I am basically just starting off with Cursor and try out some new features.
I sent a couple of instructions using the Claude Opus 4.7 High Model. I essentially wanted to see what a high-end model can do.
The first runs were okay, with a few million tokens consumed but the last two runs were then excessive consuming almost 130m and 90m tokens. The requests were just minor changes (like add a hover effect, introduce a new color scheme, etc.). It was not drafting anything new; just adjusting and removing elements.
Did anyone else observe such behavior and how can I better control the token consumption?
hey @Pascal.Engelmann, this is due to how models in general deals with context! each time you sent a message in a same thread, all the previous context is being resent to the model to provide accurate answers, what happened here was that all your previous chat was being resent multiple time, each time adding bits to the full amount.. And Cloud Agent being particulary strong, they each carried lots of context to the next message, usually, Cloud Agent are best used to tackle 1 off problem, or at least back and forth not needing new/different context, if that makes sense.. Well, other people are free to iterate on my message.. Hope this cleared out things for you!

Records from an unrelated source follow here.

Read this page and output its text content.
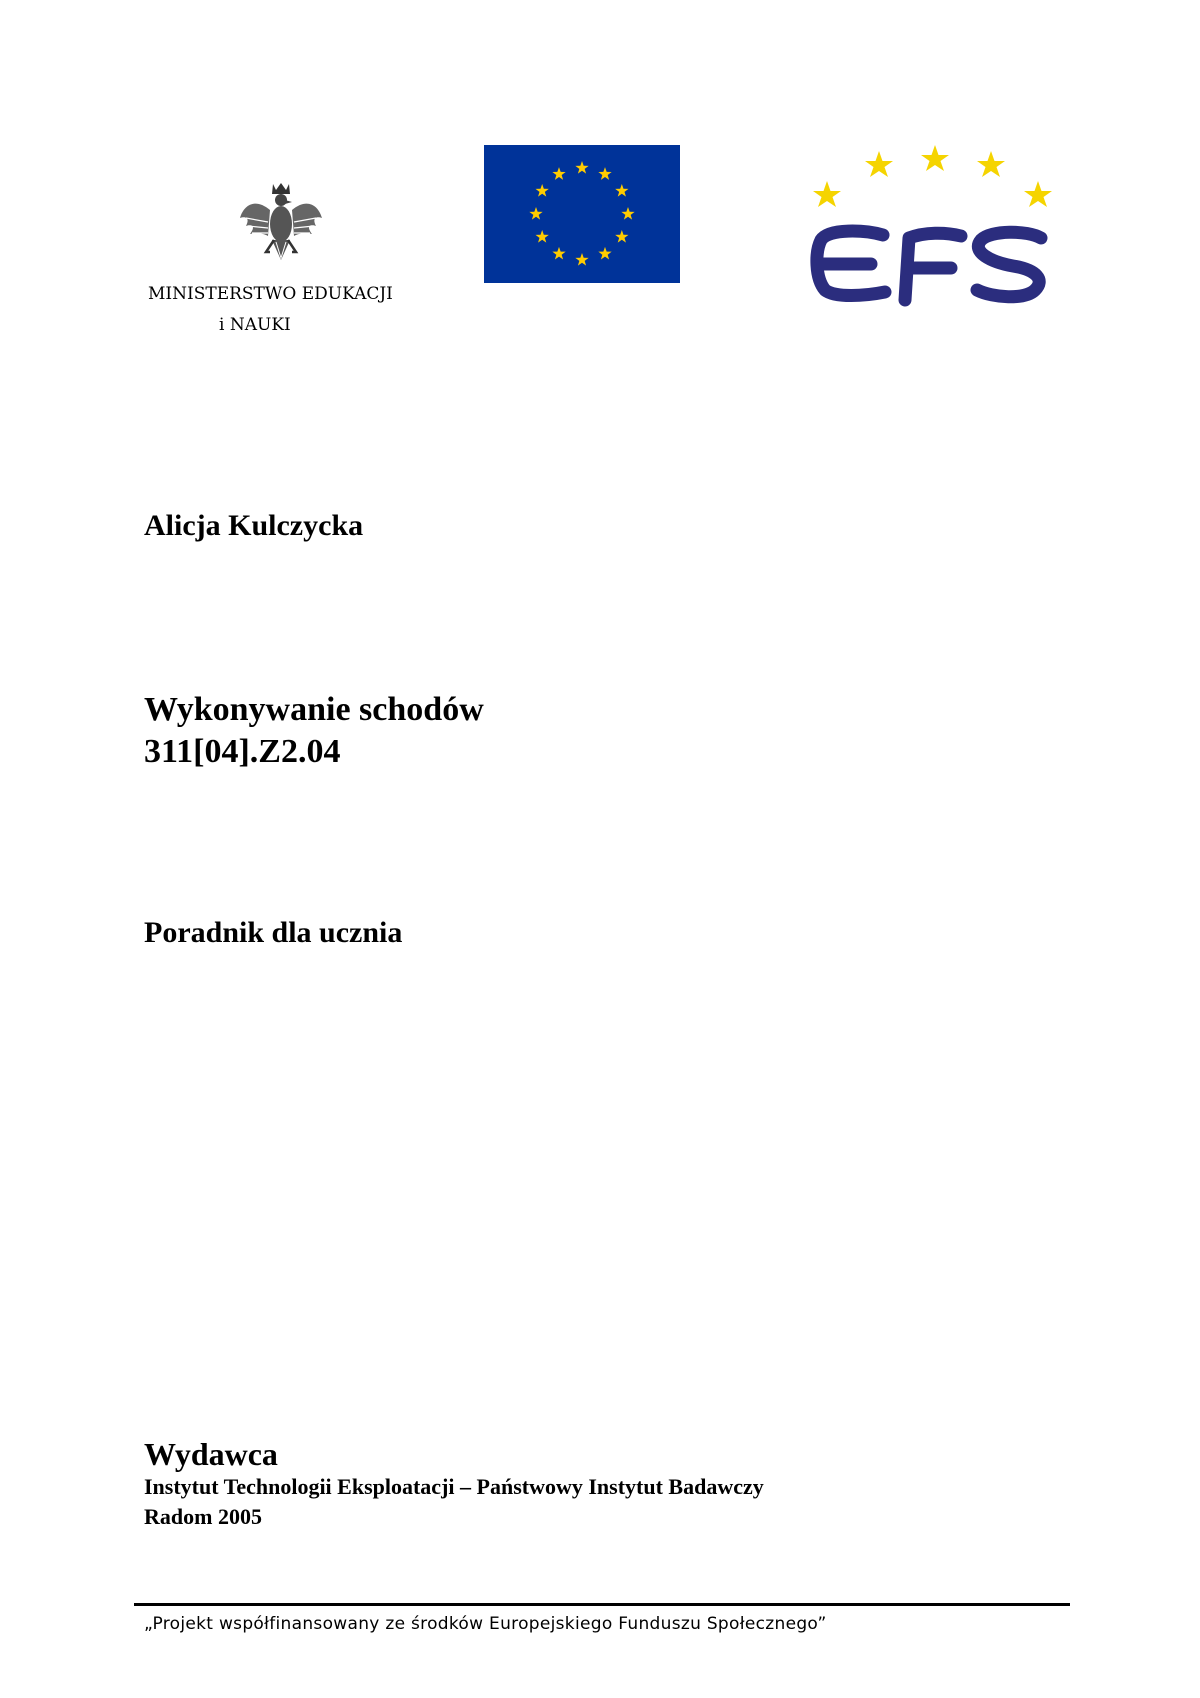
MINISTERSTWO EDUKACJI
i NAUKI
Alicja Kulczycka
Wykonywanie schodów
311[04].Z2.04
Poradnik dla ucznia
Wydawca
Instytut Technologii Eksploatacji – Państwowy Instytut Badawczy
Radom 2005
„Projekt współfinansowany ze środków Europejskiego Funduszu Społecznego”
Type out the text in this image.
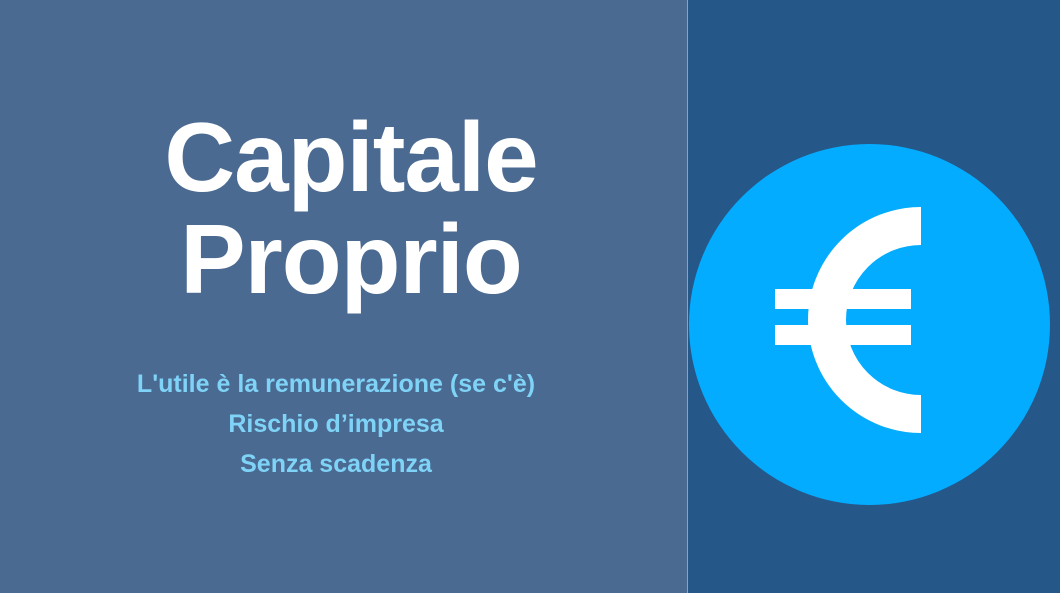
Capitale
Proprio
L'utile è la remunerazione (se c'è)
Rischio d’impresa
Senza scadenza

Hey, Tom explained it correctly. Token usage grows because every agent step re-sends the entire accumulated context back to the model. In your sessions you had 188 and 119 tool-call rounds, so the context kept getting bigger each time. cache_read tokens are cheaper than normal tokens, but they still count toward usage. Most of your 90 to 130M tokens are actually cache_read.
Also, you’re using the most expensive setup: Claude Opus 4.7 Thinking High with the MAX flag. Thinking mode adds reasoning tokens, MAX expands the context window, and Opus is already much more expensive than Sonnet.
A few practical ways to save:
For small edits like hover tweaks, colors, or minor refactors, Composer 2.5 or Sonnet is enough. Opus High is overkill there.
Cloud Agent works best as one task per session. Long back-and-forth in the same thread makes each next step cost grow fast.
If the task drags on, start a new chat with fresh context instead of continuing to pile onto the existing one.